Hoofdstuk 13

29 2 0
                                    


Ik heb vijf maanden in de duisternis geleefd. Vijf maanden alleen maar duister om mij heen. In die vijf maanden heb ik Liam maar heel weinig gehoord, de laatste keer dat hij kwam zei hij dat hij het moeilijk vond om mij zo te zien. Ik snap dat helemaal. Het is voor mij ook niet makkelijk geweest. Ondertussen ben ik al drie dagen weer wakker. De genezer heeft dat aan Liam verteld maar sindsdien heb ik hem niet meer gezien. Hij is niet langs geweest sinds is wakker ben. Het doet mij pijn dat hij niet langs is geweest. Mijn wond is zo goed als genezen.

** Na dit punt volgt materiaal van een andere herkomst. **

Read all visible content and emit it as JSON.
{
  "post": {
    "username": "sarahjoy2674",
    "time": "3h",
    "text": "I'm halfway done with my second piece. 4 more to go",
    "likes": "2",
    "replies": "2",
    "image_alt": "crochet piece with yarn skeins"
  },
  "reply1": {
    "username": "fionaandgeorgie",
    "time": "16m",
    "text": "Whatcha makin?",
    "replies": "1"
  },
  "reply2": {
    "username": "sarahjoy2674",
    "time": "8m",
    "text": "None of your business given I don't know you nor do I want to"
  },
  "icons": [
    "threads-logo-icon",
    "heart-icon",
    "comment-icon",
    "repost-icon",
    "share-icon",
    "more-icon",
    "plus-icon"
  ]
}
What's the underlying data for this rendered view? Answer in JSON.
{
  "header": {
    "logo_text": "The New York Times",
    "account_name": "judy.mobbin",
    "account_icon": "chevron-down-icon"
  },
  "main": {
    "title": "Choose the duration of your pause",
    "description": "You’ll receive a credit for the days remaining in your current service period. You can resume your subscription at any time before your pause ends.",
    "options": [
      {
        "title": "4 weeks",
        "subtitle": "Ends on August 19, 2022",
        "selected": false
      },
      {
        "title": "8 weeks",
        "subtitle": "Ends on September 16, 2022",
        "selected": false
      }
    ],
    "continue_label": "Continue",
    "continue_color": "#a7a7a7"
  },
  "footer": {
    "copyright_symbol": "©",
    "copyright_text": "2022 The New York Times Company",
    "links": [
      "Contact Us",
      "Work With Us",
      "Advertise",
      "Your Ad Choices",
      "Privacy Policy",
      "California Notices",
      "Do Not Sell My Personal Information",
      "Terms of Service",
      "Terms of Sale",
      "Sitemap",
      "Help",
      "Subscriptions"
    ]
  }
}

Mijn bevalling kan elk moment beginnen. Ik wil heel graag dat Liam daarbij is. ik wil hem zo graag een knuffel geven, hem zoenen, bij hem zijn. Maar hij komt niet. Ik vraag me af wat er aan de hand is. Ik pak de rand van het bed vast, schuif voorzichtig mijn benen over de rand en blijf even zo zitten. Als ik niet duizelig word sta ik langzaam op en blijf de bedrand vast houden. Ik kijk even naar wat ik aan heb en zie dat iemand mij heeft omgekleed. Als ik zelfstandig kan staan loop ik een paar passen richting de deur. Ook dat gaat goed dan loop ik stukjes verder tot ik bij de uitgang van de hut ben. Ik loop voorzichtig richting mijn eigen hut. Maar als ik langs het podium loop zie ik iets wat ik niet wil zien.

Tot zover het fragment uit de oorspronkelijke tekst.